Today, it was time for this year's MongoDB Berlin - two parallel tracks with some interesting talks. I've attended the following ones:
  1. Scalable and Flexible File Storage for Financial Websites - Powered by MongoDB GridFS (hold in German): It was about a document management system based on MongoDB incl. an introduction into the system architecture (replica sets, arbiter, sharding, config servers, mongos); the mongos process also runs on the application servers. Also, a short note on problems encountered: hotspots in sharding keys, some lack of monitoring the config servers, in some cases the usage of the index has to be forced by using $elemMatch().
  2. Journaling and the Storage Engine: A roundup of the internal file format. It is planned to split the data files and the index files, so that the index files can be moved to other drives to increase I/O. Journals are rotated append-only files (three of 1 GB each) and are only used for crash recovery (not for replication!) - the journal is written every 100 ms or 100 MB of data; the write impact is about 5-30% (when the journal resides on same drive as the data files) or about 3% (when drives are separated). Journaling should be enabled by default, but at least on one node within a replica set. For compaction either repairDatabase() (version 1.8) or compact() (version 2.0+) can be used.
  3. Tips, Tricks and Hacks: Write operations are normally "fire and forget" - there is no acknowledgement. getLastErrorModes() indicates that a write counts as success based on tags (e.g. DC Europe and DC North America) - used for data center awareness. Use upsert() and insert() instead of save(). mongos (the routing server) can be used to hide different replica sets behind a single connection. findAndModify() returns a document and updates it in a single operation. Polling the replication oplog can be used for further asynchronous processing or triggering.
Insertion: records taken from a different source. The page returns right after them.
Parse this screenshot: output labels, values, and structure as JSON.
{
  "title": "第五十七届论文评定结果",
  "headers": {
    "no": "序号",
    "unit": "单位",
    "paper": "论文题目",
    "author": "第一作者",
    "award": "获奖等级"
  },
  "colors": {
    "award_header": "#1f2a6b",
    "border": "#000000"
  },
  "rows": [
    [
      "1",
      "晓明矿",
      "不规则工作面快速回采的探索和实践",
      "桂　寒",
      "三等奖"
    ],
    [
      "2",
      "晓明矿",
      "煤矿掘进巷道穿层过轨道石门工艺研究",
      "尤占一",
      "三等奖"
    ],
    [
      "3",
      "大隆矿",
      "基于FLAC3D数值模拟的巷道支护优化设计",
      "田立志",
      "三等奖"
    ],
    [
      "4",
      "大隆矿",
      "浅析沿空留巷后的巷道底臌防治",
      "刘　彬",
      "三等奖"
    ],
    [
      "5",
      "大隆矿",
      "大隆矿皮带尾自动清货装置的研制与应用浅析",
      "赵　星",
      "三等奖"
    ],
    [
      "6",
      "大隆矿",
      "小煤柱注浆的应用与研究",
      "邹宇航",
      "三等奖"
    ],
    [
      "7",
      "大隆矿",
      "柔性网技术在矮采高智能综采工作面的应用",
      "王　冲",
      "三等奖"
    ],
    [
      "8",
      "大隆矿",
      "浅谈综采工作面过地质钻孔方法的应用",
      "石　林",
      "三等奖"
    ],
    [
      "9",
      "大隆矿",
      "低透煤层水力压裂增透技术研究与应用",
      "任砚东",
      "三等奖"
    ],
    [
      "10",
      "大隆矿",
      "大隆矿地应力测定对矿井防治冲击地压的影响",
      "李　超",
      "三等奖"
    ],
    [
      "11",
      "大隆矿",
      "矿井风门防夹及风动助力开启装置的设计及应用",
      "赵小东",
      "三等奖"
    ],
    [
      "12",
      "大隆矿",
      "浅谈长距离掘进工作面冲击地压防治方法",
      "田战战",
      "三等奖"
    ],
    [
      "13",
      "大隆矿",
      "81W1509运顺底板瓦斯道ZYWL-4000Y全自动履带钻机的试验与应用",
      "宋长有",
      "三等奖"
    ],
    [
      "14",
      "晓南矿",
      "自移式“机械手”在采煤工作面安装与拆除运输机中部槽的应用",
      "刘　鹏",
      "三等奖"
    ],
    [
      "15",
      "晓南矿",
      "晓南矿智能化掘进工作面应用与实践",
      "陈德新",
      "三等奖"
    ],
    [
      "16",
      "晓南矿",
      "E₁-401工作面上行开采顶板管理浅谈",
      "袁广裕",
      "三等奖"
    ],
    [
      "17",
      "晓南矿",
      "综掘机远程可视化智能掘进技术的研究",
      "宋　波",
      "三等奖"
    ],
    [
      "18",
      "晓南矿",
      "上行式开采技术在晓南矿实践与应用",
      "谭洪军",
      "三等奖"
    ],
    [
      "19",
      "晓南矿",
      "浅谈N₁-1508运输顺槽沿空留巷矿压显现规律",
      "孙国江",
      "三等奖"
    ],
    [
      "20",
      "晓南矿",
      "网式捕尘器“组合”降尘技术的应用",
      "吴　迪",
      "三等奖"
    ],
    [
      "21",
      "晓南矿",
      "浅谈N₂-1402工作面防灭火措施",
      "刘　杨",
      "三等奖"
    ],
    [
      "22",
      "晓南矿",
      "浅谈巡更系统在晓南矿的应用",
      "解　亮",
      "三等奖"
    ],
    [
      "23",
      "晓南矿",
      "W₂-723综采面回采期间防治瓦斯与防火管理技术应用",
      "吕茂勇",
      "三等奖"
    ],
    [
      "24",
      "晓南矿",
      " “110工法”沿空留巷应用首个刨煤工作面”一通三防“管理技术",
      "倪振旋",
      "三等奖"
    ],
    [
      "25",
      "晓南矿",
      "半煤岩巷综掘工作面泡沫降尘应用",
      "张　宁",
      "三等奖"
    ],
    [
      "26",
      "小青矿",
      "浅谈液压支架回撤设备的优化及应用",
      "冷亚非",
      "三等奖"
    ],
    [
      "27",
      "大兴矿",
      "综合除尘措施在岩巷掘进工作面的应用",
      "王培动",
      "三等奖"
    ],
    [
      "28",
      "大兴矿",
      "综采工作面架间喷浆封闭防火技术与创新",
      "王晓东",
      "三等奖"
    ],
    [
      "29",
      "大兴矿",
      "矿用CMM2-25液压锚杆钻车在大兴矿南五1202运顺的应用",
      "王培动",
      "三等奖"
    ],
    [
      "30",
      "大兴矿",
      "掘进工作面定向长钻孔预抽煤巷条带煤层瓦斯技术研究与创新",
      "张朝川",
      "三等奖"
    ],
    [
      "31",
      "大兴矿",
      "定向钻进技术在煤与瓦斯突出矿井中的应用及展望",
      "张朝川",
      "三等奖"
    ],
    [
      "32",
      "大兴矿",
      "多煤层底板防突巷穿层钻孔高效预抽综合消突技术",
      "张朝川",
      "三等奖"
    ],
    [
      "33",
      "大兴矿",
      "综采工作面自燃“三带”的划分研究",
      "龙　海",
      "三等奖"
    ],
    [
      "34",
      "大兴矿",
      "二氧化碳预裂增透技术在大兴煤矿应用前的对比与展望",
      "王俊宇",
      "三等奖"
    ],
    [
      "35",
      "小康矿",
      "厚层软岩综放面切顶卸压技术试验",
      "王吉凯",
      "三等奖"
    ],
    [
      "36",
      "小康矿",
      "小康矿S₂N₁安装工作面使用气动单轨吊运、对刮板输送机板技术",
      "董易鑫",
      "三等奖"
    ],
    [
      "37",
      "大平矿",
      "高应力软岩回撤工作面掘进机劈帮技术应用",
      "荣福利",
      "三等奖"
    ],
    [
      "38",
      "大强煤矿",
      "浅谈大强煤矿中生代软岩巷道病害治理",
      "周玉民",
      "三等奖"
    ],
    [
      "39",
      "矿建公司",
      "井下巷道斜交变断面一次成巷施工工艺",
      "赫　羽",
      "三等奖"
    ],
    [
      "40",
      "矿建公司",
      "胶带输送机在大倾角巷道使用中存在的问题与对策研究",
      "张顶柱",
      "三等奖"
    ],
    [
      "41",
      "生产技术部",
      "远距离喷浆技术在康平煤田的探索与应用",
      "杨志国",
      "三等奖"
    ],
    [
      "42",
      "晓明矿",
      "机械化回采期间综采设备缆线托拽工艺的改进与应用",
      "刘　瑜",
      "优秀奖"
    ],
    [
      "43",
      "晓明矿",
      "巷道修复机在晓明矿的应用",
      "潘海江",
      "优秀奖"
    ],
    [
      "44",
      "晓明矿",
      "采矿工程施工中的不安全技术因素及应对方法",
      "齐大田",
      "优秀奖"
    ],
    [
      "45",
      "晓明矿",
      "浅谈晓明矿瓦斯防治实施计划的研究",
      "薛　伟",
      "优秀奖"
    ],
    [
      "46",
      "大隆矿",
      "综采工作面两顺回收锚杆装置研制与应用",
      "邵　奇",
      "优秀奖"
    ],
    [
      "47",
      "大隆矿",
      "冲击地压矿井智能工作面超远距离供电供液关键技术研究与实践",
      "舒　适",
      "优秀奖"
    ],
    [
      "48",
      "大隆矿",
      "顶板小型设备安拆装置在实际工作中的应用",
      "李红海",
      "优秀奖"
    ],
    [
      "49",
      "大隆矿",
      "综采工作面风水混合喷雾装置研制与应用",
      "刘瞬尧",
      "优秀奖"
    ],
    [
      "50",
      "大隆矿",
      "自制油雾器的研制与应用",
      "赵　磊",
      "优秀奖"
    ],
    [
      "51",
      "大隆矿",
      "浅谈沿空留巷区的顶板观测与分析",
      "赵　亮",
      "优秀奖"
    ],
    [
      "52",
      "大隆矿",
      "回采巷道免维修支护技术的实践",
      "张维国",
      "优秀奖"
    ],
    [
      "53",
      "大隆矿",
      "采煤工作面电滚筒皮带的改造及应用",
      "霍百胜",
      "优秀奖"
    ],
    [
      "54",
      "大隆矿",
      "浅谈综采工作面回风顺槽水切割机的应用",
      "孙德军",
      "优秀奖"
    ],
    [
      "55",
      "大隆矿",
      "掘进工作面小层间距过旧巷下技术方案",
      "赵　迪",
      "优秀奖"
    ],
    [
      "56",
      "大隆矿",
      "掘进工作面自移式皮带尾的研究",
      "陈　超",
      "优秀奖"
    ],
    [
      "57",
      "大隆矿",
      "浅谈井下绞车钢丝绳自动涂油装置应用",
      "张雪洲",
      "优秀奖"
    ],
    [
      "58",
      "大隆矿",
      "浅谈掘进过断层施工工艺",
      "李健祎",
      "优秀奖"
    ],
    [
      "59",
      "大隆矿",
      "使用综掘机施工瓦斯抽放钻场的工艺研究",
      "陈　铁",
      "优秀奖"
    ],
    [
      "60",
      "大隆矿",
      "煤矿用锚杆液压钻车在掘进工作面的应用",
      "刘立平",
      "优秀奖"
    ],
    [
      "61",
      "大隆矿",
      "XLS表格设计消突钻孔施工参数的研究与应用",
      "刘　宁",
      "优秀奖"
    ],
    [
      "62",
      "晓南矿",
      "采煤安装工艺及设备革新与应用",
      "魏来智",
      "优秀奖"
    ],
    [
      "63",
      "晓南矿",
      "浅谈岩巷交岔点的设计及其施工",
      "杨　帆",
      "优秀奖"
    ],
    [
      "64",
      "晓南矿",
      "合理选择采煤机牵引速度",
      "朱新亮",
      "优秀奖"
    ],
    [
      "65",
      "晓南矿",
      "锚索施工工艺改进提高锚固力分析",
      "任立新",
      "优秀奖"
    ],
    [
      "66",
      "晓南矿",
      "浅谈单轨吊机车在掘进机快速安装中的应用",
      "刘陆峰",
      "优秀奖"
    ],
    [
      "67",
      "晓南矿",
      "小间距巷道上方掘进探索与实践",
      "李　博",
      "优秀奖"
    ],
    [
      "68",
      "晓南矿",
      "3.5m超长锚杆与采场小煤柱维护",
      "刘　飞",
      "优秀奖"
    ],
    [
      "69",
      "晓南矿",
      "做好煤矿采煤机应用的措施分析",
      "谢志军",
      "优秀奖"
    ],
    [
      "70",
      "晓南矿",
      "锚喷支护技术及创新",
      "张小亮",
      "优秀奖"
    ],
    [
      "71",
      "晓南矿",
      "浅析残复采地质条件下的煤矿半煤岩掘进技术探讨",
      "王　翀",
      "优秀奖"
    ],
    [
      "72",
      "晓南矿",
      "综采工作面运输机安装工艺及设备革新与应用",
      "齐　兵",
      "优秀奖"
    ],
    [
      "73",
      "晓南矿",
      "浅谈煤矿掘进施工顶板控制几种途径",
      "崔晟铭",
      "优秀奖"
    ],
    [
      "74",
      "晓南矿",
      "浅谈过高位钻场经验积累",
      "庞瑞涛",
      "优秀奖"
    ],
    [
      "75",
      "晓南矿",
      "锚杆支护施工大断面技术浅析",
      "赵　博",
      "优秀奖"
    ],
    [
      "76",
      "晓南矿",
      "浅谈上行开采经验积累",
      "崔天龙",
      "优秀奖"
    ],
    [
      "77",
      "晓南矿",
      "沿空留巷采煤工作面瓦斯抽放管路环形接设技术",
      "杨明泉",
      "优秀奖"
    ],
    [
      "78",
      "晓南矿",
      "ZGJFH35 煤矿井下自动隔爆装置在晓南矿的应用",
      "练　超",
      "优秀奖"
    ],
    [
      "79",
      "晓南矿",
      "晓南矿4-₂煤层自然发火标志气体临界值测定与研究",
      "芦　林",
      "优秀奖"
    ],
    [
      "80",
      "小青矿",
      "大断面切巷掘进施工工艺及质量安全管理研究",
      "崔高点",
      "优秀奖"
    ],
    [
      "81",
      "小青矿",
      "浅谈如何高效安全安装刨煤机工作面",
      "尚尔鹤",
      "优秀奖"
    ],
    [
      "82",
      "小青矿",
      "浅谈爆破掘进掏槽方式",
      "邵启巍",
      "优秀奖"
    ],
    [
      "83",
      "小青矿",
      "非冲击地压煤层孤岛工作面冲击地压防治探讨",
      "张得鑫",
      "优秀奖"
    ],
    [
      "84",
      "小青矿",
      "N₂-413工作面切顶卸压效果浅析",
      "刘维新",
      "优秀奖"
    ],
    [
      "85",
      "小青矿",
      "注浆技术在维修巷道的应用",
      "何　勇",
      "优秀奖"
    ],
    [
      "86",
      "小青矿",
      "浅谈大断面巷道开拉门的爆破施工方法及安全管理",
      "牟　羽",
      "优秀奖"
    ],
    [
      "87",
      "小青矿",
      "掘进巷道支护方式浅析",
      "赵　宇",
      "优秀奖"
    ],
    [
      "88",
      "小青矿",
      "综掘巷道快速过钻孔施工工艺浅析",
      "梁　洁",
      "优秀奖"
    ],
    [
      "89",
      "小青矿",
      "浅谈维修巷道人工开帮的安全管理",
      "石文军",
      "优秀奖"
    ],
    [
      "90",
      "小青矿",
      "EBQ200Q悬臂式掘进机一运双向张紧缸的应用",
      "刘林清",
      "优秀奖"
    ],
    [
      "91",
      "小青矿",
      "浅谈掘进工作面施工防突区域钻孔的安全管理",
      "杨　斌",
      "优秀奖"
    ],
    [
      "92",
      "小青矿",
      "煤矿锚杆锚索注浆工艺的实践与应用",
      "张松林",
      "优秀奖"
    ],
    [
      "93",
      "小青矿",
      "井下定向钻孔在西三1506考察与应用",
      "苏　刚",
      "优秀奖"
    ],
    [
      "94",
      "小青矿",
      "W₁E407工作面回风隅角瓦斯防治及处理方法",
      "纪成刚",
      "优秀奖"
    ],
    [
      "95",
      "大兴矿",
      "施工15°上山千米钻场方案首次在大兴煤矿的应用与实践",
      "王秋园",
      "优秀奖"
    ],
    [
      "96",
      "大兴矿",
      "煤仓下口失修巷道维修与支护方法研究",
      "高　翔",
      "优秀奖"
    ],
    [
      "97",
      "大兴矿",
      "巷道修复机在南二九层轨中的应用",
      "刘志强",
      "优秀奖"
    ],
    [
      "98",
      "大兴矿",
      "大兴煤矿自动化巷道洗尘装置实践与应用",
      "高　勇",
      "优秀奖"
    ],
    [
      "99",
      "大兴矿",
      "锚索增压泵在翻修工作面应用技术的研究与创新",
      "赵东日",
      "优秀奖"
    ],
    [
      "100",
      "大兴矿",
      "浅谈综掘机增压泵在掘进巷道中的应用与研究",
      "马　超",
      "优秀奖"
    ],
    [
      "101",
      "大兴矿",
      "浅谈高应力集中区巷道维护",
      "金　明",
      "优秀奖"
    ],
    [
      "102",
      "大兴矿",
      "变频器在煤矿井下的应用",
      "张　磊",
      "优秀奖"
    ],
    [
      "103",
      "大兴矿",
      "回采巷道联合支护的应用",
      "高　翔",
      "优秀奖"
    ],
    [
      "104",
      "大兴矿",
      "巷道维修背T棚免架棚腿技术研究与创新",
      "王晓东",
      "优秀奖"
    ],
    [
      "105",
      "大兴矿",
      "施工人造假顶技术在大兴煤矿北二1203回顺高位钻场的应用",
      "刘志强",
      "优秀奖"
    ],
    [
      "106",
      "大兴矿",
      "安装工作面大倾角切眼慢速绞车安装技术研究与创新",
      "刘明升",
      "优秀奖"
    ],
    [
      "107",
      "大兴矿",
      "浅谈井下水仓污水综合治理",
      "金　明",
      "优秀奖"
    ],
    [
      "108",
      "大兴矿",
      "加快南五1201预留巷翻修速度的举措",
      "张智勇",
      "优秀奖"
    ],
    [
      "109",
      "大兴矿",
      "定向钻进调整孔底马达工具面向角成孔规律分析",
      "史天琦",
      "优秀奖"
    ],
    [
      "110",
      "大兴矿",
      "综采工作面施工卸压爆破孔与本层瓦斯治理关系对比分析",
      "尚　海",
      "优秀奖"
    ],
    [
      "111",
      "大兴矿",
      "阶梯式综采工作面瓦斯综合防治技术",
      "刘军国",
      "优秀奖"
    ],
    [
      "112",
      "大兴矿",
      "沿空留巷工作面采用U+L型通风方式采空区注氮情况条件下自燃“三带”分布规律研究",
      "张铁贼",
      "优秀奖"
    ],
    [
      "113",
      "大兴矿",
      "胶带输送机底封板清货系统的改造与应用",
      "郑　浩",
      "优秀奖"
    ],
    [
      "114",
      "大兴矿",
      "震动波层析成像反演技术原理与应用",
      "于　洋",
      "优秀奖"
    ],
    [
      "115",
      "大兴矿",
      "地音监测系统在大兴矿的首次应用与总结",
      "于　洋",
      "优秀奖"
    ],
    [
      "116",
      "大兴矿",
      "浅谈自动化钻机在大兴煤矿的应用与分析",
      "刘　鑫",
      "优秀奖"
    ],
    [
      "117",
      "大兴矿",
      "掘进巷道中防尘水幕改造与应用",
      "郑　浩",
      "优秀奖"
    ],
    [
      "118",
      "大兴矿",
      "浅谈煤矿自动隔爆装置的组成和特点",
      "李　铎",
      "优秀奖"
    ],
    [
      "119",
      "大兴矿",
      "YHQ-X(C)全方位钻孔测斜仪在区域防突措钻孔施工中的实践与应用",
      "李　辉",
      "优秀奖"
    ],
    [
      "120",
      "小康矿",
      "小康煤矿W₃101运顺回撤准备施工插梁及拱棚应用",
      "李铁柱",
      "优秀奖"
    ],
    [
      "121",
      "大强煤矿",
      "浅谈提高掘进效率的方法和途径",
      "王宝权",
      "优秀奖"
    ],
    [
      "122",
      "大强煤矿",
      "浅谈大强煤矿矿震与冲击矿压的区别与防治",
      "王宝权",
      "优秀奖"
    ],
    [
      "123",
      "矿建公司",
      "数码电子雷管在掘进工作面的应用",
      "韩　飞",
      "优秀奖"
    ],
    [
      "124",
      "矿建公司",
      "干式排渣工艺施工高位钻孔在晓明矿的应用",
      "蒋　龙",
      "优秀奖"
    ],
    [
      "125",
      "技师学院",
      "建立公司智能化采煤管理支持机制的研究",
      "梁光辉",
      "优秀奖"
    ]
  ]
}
  4. Indexing and Query Optimization: Indexes speed up queries, but slow down inserts and updates; max. 64 indexes per collection. Hints can be given for queries to force using certain indexes, explain() also works.
  5. Node.js and Mongodb Building Blocks for Your Next HTML5 game: Presentation of an online game based on Akihabara, WebSocket, MongoDB (capped collections), Express, Node (incl. cluster). The source code is hosted on GitHub.
  6. How and When to Scale MongoDB with Sharding: Used to scale write performance and to extend the available memory for the hot set. Exactly 3 config servers are needed - they are critical, as they influence the routing of client requests to certain shards! Also some hints concerning shard key selection and splitting the chunks and re-balancing between shards were given.
  7. 10 Key Performance Indicators: Introduction into the following tools and commands: mongostat, profiling, the MongoDB monitoring service (MMS), serverStatus(), stats() etc. Some other hints: Avoid connecting flooding, as too many connections lead to lots of context switches. The padding factor should be less than 2.
  8. MongoDB's New Aggregation Framework: Introduction into a new pipeline architecture available with version 2.1+ - no MapReduce.